Rand, who is ready for her close-up. An individualist who built a cult, a

critic of the masses whose career depended on their media, an

Objectivist who marketed her philosophy via novels soaked in sex and

sentimentality, Rand aggrandized greed as a virtue and was the

unapologetic purveyor of what Duggan brilliantly calls ‘optimistic

cruelty.’ This short, accessible, and powerful book charts the rise of

affective neoliberalism through the lens of a life. Buy it for anyone

who has ever been lured by The Fountainhead or who needs help shrugging off Atlas Shrugged.” —Bonnie Honig, author of Public Things: Democracy in Disrepair   “With Mean Girl,

Lisa Duggan offers readers a history of how greed and capitalist

accumulation were made cool and sexy. In a historical moment in which

billionaires have been refashioned into super-beings, Duggan’s history

of this libertarian matriarch provides a necessary and eye-opening

intervention.” —Roderick Ferguson, author of One-Dimensional Queer   “Reading Lisa Duggan’s Mean Girl is

an exercise in emotional upheaval. One minute I was laughing out loud,

the next crying into my tea, and then finally feeling confident that

human beings cannot allow the suffocation of Ayn Rand’s thinking to get

to us.
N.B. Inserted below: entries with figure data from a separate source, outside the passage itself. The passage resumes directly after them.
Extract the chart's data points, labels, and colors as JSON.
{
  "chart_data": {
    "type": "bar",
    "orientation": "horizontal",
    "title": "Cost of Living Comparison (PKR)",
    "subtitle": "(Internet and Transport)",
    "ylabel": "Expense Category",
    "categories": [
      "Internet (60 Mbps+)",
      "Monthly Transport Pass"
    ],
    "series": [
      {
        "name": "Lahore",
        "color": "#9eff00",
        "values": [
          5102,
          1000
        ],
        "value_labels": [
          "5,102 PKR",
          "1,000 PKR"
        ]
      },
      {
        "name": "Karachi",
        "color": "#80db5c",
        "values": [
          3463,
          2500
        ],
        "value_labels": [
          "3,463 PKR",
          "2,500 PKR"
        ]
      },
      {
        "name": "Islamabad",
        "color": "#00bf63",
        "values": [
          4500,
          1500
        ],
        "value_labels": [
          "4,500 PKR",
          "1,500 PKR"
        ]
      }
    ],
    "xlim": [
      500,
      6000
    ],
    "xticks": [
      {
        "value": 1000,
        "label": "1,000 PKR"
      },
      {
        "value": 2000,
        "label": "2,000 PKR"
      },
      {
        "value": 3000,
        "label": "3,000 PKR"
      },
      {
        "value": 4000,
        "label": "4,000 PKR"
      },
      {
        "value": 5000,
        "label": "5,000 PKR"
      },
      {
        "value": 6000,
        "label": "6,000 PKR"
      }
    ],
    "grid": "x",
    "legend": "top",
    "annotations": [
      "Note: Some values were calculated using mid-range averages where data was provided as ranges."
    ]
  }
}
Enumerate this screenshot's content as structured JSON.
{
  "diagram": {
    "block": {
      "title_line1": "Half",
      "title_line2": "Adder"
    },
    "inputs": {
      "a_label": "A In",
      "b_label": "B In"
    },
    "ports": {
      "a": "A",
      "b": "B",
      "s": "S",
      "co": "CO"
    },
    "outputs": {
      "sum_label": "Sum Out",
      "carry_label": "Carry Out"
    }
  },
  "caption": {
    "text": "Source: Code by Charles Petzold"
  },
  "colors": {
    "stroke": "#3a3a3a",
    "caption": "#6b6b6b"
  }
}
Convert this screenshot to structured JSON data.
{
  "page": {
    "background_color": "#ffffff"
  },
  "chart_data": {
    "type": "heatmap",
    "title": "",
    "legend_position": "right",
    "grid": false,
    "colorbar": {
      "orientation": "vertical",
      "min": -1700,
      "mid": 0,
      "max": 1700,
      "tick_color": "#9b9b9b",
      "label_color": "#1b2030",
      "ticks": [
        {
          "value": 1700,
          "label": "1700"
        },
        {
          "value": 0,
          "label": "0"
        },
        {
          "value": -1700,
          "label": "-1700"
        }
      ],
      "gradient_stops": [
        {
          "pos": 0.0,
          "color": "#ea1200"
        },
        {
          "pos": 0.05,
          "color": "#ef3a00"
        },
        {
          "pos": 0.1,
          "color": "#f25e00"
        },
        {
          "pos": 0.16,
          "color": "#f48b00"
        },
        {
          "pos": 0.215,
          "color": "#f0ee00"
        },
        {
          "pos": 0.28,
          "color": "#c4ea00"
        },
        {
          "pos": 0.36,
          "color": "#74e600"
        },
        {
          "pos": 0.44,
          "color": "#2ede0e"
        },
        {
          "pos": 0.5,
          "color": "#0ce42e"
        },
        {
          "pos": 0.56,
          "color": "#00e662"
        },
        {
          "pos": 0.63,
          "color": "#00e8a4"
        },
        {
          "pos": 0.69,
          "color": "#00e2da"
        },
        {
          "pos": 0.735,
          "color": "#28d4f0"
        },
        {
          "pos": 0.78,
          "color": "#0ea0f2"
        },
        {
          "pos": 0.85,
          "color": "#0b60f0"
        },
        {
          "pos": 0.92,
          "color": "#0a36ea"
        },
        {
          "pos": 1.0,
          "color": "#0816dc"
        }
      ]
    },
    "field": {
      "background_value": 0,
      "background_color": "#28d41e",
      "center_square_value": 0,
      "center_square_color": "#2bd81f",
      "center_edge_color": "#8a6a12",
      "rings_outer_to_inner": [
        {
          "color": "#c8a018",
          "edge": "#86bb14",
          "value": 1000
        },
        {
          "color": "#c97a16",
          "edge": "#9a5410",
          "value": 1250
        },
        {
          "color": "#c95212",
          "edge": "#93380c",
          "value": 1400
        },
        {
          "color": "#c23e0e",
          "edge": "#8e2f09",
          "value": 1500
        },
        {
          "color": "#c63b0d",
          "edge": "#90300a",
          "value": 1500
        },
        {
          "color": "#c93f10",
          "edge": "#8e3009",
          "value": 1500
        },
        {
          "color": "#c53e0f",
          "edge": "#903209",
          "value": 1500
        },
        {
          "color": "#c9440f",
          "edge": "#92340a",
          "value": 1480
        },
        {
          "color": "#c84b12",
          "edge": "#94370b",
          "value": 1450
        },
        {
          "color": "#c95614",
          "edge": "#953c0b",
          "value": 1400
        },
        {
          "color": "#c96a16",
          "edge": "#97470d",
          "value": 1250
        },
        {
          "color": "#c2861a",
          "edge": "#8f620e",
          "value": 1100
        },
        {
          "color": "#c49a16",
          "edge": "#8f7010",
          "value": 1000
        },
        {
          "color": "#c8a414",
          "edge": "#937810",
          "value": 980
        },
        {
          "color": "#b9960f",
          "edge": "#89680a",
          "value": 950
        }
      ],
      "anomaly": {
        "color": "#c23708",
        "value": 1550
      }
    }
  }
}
It is a terrific book only partly about Rand, because it is

really an intellectual history of neoliberalism—and its toxic

outcomes.” —Vijay Prashad, Director, Tricontinental: Institute for Social

Research

Lisa Duggan is a historian, journalist, activist, and

Professor of Social and Cultural Analysis at New York University. She

is the author of The Twilight of Equality? Neoliberalism, Cultural Politics, and the Attack on Democracy.